District Attorney Charles Branson advised that yesterday District Court Judge Kay Huff sentenced Julian Kuszmaul, 24, in the August 26, 2012 case where Mr. Kuszmaul while driving under the influence caused a car crash that crushed the legs of victim Colby Liston. After Mr. Kuszmaul waived his right to a jury trial, a bench trial was held on December 10, 2014; Judge Huff announced the trial verdict on December 18. The Court found Mr. Kuszmaul guilty of possession of marijuana, driving under the influence (second) and refusal to submit to testing. The Court found him not guilty of following too closely, a traffic infraction.
The Court sentenced Mr. Kuszmaul to 12 months in jail for possession of marijuana, 12 months in jail (to run consecutive to the possession charge) for driving under the influence/second and 12 months in jail (to run concurrent to the DUI charge) for refusal to submit to testing. He was fined $2,500.00 and ordered to pay a $400 Kansas Bureau of Investigation lab fee.

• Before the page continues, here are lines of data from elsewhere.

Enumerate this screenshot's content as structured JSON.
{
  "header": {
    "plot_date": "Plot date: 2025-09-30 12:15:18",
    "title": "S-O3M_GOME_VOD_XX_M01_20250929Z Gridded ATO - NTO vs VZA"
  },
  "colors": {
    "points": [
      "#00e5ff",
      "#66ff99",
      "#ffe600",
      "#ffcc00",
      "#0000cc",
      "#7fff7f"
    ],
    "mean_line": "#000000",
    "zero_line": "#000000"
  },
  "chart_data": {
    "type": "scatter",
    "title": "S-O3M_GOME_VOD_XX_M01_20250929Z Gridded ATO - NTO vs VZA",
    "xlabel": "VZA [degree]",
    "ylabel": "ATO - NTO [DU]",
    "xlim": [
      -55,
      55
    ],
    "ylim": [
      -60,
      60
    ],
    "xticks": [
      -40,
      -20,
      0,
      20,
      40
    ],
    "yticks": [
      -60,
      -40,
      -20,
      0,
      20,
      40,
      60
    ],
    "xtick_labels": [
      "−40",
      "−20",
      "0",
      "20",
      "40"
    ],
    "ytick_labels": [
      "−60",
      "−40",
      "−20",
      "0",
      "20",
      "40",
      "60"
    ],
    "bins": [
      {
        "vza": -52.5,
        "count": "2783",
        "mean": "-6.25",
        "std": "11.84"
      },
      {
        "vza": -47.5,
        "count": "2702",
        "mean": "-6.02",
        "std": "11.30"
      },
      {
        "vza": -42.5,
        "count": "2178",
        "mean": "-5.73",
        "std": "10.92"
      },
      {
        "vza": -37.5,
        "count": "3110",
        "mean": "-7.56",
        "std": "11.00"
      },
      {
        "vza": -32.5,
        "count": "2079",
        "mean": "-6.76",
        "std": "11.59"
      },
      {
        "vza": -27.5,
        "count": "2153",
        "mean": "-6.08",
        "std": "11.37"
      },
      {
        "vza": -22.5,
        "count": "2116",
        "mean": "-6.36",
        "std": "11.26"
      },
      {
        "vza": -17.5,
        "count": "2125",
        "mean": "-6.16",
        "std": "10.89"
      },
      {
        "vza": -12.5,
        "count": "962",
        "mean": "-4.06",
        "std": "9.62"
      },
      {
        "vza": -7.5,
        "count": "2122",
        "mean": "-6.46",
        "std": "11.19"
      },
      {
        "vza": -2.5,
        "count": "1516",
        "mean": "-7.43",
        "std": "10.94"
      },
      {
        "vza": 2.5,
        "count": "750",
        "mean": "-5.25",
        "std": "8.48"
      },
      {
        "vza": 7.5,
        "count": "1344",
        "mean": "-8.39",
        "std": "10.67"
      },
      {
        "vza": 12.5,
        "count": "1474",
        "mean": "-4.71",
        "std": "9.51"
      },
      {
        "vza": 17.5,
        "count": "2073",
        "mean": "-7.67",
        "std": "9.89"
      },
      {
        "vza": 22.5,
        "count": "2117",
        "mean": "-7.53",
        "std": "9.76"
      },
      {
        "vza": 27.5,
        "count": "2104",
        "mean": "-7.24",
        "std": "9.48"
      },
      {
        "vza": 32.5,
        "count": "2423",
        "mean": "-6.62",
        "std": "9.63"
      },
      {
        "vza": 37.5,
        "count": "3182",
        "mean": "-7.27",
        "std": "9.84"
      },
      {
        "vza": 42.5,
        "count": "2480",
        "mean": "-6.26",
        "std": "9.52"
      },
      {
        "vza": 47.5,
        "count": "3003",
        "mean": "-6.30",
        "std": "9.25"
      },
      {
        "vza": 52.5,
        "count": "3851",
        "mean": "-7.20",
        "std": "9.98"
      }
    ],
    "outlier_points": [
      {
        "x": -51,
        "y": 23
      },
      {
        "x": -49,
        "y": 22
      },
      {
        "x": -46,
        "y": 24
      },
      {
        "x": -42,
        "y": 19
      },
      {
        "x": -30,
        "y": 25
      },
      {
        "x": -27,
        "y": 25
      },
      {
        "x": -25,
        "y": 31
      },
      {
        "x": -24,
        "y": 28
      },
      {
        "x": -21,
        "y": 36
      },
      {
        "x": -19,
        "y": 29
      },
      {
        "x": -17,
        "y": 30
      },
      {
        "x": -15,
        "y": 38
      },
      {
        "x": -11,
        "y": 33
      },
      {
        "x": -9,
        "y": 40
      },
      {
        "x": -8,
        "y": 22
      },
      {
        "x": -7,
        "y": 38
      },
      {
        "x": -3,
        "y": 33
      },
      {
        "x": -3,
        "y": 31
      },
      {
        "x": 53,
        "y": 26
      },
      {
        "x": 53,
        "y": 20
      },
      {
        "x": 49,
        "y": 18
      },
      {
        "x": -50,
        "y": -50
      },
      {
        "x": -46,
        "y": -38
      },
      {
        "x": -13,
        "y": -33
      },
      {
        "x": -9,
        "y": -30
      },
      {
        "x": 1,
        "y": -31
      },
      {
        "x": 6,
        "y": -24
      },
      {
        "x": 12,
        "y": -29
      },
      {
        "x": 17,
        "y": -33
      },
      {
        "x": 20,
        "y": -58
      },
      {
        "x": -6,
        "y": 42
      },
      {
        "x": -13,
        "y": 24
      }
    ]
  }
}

Mr. Liston ultimately had to have his legs amputated because of injuries incurred from the crash. Mr. Kuszmaul was questioned at the scene of the accident due to the strong odor of alcohol and marijuana coming from him while he spoke to officers. Mr. Kuszmaul was not given field sobriety tests, but was transported directly to Lawrence Memorial Hospital for a blood draw. Mr. Kuszmaul refused to submit to a voluntary blood test. Law enforcement directed medical personnel to complete a blood draw without Mr. Kuszmaul’s consent pursuant to Kansas statute that took effect in 1995 allowing warrantless blood draws in the case of a serious injury accident.
After the blood draw and while the charges were pending against Mr. Kuszmaul, the U.S. Supreme Court ruled in a Missouri case that such blood draws may violate a defendant’s fourth amendment rights. Mr. Kuszmaul’s attorney filed a motion to suppress the results of the blood draw, which indicated the defendant had a blood alcohol content of 0.25, over three times the legal limit of .08 in Kansas. The District Court suppressed the warrantless blood draw results, and the state took an interlocutory appeal challenging the suppression of the evidence. The Court of Appeals ruled the state’s interlocutory appeal was not allowed because the state could still try the case even after loss of its key evidence.
At the time Mr. Kuszmaul’s case was charged the Douglas County District Attorney’s Office faced a degree of criticism over the charging decision. The District Attorney’s
Office wanted to pursue a stronger charge, but at that time Kansas Supreme Court case law specifically stated, “[a]dditional evidence, beyond evidence that an accused was driving under the influence of alcohol, is necessary to create probable cause for reckless aggravated battery charges. Simply driving under the influence of alcohol does not, standing alone, amount to reckless behavior.” State v. Huser, 265 Kan. 228.* Unfortunately, the crime of vehicular battery (K.S.A. 21-3405b) was repealed by the legislature in 1993.
After identification of this critical gap in Kansas statues that failed to provide sufficient protection for victims of this type of crime, work was started to correct the injustice. The Douglas County District Attorney’s Office along with the Kansas County and District Attorney’s Association (KCDAA) immediately sought legislation in 2013 to toughen the law. A bill was introduced to expand the definition of aggravated battery to include bodily injuries suffered from a drunk driver. District Attorney Branson testified before both the House and the Senate committees in support of the bill and it ultimately passed unanimously by both houses of the Kansas Legislature and was signed into law by the Governor. The new law went into effect July 1, 2013, but it could not be retroactively applied to Mr. Kuszmaul’s case.